Fantasía prehispánica


El pequeño guerrero creció entre las altas hierbas, correteando los arroyuelos cantarinos que resbalaban de la montaña impregnada del olor dulce de frutas exquisitas, fragancias deliciosas de frutas y bambúes, de tierra húmeda, de hojarasca y de flores aromáticas. Cada palmo del valle le era conocido, casa sendero entre los árboles, cada araguaney derramando pétalos de oro. Creció junto a los ciervos, tomándolos de la cornamenta para besarles los ojos, desgajó en risas los rincones de aquel patio y los pajarillos multicolores hicieron eco de su canto, e imitando sus gritos de júbilo las chicharras aturdían la hora más serena de la tarde.

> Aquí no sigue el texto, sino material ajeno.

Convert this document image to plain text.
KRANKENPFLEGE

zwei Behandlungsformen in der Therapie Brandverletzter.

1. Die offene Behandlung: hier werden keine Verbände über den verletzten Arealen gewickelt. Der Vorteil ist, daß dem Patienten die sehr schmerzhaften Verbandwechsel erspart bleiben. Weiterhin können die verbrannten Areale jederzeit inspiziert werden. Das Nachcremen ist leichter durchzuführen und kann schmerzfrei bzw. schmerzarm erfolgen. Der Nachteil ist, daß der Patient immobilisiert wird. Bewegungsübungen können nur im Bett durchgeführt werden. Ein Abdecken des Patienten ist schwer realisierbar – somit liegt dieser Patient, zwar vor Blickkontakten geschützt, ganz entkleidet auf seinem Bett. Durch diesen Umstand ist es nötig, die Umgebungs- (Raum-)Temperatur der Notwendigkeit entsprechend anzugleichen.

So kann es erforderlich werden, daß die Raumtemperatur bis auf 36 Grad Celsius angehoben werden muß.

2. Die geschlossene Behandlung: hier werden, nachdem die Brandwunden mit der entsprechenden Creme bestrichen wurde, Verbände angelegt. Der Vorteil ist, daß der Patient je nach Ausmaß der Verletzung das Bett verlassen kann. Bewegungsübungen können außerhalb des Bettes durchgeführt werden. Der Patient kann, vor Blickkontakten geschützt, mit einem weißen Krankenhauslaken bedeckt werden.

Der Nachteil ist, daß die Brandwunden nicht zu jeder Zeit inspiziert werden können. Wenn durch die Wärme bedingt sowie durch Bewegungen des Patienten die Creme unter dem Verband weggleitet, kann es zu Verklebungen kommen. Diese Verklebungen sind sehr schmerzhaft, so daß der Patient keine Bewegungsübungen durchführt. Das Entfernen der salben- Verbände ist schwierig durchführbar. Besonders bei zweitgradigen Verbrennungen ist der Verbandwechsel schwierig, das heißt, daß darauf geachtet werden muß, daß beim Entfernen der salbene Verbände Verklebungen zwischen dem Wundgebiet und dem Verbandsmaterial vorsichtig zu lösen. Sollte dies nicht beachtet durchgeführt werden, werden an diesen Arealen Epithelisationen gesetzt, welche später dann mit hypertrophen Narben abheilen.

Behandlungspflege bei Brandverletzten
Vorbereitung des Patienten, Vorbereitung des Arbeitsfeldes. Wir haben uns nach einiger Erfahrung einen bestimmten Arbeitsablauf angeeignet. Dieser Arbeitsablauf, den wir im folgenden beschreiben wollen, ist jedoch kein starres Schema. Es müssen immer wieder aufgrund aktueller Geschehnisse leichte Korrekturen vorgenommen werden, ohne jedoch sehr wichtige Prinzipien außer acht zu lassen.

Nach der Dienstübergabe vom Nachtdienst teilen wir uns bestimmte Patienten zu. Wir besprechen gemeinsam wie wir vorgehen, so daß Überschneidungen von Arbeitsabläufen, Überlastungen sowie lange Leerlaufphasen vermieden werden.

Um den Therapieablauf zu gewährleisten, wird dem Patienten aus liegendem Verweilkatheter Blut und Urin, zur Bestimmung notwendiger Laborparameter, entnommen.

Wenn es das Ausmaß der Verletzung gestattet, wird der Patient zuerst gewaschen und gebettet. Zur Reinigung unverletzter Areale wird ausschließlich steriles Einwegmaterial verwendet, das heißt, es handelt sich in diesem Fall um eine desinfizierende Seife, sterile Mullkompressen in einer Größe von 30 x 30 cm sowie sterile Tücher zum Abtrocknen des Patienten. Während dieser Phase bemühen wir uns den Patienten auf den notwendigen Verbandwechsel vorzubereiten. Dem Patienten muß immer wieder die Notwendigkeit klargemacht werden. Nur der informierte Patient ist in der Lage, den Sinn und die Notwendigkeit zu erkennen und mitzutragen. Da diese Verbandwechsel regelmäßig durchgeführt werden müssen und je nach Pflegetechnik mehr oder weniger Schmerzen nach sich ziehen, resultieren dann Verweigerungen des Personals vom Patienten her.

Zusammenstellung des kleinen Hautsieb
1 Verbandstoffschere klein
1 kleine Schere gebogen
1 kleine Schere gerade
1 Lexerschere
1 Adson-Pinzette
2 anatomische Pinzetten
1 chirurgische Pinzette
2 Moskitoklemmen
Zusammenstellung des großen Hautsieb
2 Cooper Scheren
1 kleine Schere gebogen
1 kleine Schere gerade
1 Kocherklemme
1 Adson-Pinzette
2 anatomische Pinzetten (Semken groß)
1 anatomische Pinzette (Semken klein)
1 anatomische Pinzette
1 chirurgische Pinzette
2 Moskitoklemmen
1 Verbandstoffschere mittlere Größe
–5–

Así había llenado de sonrisas secretos dolorosos, había enterrado en la noche aquel desasosiego demasiado adulto y cuando la noche se desplegaba por encima de la tarde cubriendo las últimas nubes purpurinas, se quedaba mirando el último rayo del hermoso astro que alejaba el hechizo de las sombras. La noche le sonreía con su magia, aterradoramente cordial, con su pálida tez del color de la luna, y sus ojos brillantes como estrellas lejanas, y aquel largo cabello que le cubría el cuerpo desnudo. Cabello negruzco, profundamente azul que ella dejaba resbalar hasta el cuerpo del guerrero, y él se abandonaba a aquel contacto erizante, envuelto en la madeja de la noche lleno de temor y de inefable placer, con el corazón cantando al tono de los sapos noctámbulos y los dientes rechinando como grillitos insomnes.

¡Misteriosos y hermosos sonidos de las sombras!

El alba desvanecía los ojos de la noche, desarraigaba su perfil y hacía invisible aquel cabello formidable que todo lo cubría; entonces el pequeño guerrero sonreía y se iba correteando tras los últimos vestigios de sus bucles oscuros, lanzando besos al último fulgor de sus ojos espléndidos, agradecido de aquella mano que se despedía hasta el próximo crepúsculo, y que cada vez le enseñaba el dolor de crecer, la hermosa aventura de ser hombre libre.

Ella le había enseñado sus sueños y pesadillas, de temores y delicias inexplicables… Y después de perseguir a los conejos de la montaña, después de halar las colas de las ardillas, de besarle los ojos a los ciervos huidizos que saltaban de alivio cuando el pequeño guerrero los liberaba, después de hacer coronas con las orquídeas del arroyo, se sentaba en la roca grisácea erguida para mirar como la tarde cerraba sus párpados incandescentes, juntando sus pestañas purpurinas en el mayor esplendor del cielo, multicolor abrazo de la noche y del día, magia violácea, derroche rojizo… y el pequeño guerrero se sumía en aquel ceño adulto, aquella inquietud añeja, aquel desasosiego que despertaba la sonrisa pálida de la noche.